26) HCL accounts for only 2% of diagnosed/reported cases of leukemia.  However, it may be more prevelant since it can remain "in-check" in many people without ever being diagnosed.
27) Minimal Residual Disease.
28) Not yet, but there are hairy cell clinical trials trying to establish a cure curve.
29) UCLA (link to court case)
30) The average patient will have a normal life expectancy.
31) In general, HCL should be treated when blood counts indicate one of the following conditions:
                 Platelets (PLT) < 100 K/uL
                 Hemoglobin (HGB) < 10 g/dL
                 Absolute Neutrophils (ANC) < 1.0 K/uL
       however, Dr.
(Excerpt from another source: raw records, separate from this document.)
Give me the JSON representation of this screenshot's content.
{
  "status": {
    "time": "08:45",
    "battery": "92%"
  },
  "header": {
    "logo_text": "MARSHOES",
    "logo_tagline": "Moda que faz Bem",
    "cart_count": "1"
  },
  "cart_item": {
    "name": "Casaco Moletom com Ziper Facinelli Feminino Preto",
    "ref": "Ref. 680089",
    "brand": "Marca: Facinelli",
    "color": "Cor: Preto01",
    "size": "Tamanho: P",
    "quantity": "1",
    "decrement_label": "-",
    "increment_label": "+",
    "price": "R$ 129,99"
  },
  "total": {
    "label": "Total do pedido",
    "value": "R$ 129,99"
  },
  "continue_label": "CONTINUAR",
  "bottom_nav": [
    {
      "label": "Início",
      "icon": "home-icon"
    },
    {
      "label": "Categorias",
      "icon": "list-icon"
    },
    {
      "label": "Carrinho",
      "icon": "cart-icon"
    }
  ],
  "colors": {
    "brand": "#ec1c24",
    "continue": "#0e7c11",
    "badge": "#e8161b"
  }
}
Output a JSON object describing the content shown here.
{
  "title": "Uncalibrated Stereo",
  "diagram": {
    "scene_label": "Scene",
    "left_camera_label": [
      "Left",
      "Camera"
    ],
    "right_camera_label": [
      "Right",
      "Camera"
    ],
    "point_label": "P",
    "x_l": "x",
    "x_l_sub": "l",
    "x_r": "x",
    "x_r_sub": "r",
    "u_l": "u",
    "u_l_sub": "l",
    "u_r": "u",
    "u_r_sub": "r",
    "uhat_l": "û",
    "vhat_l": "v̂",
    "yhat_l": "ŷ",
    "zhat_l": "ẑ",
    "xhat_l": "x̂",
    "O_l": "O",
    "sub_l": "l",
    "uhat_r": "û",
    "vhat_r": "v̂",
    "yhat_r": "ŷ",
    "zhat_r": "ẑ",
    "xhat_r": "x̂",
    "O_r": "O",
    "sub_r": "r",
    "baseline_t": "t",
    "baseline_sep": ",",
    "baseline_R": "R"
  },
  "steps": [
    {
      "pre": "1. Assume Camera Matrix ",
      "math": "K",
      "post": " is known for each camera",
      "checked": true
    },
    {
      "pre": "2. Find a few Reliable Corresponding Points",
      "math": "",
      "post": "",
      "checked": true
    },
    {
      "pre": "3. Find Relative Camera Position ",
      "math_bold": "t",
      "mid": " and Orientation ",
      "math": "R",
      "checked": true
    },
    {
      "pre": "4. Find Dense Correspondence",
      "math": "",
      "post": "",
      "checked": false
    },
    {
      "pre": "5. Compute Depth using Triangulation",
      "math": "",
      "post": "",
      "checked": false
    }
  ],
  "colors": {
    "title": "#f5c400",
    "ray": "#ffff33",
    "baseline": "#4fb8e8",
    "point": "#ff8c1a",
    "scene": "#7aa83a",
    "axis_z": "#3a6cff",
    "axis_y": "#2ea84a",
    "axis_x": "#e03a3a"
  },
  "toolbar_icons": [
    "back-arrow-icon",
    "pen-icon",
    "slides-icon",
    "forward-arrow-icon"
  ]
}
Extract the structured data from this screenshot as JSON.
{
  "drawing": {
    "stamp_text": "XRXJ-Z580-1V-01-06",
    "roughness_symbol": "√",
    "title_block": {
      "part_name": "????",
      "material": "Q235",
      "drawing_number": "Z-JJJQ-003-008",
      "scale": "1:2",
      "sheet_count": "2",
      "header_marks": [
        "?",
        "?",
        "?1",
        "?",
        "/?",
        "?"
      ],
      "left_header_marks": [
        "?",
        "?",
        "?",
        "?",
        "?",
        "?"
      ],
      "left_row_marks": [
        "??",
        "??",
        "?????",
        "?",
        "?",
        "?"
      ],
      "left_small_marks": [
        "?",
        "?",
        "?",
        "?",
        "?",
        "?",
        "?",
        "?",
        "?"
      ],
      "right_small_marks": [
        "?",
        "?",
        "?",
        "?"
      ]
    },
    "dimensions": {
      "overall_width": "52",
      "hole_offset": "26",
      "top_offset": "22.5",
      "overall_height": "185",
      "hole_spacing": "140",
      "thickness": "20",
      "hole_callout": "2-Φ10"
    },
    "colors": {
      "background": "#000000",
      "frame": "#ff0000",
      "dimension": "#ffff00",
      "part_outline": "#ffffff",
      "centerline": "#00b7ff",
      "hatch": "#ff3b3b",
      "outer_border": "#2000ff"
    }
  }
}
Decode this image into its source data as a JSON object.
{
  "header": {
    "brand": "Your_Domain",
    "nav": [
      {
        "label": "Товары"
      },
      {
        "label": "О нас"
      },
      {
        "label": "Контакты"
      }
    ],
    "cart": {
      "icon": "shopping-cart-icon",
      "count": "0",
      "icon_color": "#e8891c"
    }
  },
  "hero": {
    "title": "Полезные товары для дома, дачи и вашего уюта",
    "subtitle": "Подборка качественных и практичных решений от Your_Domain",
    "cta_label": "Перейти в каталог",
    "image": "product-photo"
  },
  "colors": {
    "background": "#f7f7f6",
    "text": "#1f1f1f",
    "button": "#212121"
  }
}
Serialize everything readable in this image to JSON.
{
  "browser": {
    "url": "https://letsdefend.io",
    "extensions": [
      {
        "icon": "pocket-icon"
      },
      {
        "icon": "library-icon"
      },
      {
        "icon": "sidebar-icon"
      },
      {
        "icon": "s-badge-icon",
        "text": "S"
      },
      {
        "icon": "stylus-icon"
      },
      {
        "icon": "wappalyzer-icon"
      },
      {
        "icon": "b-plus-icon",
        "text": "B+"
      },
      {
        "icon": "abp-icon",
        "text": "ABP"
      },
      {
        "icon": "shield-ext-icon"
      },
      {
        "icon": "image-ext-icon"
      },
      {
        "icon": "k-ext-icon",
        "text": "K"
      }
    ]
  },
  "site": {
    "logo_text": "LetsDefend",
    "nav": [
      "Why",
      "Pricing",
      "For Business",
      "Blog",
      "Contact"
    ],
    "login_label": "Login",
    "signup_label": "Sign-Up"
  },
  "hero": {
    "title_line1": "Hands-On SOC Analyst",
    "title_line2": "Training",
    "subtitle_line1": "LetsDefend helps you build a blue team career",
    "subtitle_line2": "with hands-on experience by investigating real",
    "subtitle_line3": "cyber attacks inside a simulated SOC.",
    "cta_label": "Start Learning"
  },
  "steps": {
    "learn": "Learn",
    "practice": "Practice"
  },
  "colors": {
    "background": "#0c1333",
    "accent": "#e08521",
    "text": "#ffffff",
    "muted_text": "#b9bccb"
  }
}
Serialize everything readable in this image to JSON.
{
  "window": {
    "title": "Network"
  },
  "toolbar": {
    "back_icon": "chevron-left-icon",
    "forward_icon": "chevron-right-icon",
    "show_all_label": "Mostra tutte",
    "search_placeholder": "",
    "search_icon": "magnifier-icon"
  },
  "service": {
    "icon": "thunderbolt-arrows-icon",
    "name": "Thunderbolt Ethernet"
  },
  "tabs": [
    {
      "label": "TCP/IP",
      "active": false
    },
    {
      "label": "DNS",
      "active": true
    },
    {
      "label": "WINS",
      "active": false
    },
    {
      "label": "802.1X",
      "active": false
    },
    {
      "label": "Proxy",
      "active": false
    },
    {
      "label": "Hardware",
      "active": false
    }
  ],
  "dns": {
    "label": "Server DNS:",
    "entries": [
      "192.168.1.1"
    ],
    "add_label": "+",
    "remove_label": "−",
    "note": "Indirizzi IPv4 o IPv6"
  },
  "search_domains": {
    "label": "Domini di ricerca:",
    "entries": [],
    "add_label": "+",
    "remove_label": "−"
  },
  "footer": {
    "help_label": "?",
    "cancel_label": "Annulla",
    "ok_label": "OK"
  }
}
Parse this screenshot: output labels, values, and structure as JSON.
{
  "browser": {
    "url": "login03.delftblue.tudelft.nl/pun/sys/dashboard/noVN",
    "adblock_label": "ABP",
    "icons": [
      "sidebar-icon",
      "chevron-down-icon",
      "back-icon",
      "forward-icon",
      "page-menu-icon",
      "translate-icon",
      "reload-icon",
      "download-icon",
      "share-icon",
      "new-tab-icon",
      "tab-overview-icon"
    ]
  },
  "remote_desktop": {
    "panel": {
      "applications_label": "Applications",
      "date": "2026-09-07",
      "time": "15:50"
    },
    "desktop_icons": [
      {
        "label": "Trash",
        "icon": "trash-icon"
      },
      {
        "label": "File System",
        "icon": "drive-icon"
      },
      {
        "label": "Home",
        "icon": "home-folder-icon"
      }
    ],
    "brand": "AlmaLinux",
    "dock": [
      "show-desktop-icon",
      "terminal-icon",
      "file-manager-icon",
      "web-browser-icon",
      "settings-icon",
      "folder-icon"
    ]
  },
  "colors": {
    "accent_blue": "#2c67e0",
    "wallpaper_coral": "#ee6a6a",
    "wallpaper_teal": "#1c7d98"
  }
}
Michael Grever, in his paper "How I treat Hairy Cell Leukemia (Blood, 10/2009)" states the following:
                   "Therefore, I recommend that therapy be initiated when a declining trajectory predicts that the patient will reach a platelet count less than 100,000/uL or an absolute granulocyte count consistently below 1,000/uL."
32)  HCL is an uncommon, chronic, neoplastic (malignant) disorder of B lymphocytes (a type of white blood cell) that predominantly afflicts middle-aged men. The patient usually presents with pancytopenia (broad spectrum reduction in blood counts -- low platelets, low white blood cells, low red blood cells). In the U.S., there are 500 to 800 cases of HCL annually, representing just 2% of all leukemias. Although it is incurable, it is highly treatable, with an average remission of 10 years.
33) BTK is an enzyme that's critical to the maturation of B-cells.  Inhibiting it, with drugs like Ibrutinib, has proven to be a well-tolerated and effective means of targeting a variety of leukemias and lymphomas.  Clinical trials using Ibrutinib to target hairy cell leukemia in relapsed and refractory patients are now underway.
34)  Multiply relapsed and refractory Hairy Cell Leukemia (HCL) patients should consider the moxetumomab (moxe) clinical trial at NIH.  A majority of patients have achieved complete remissions and in many cases eliminated MRD.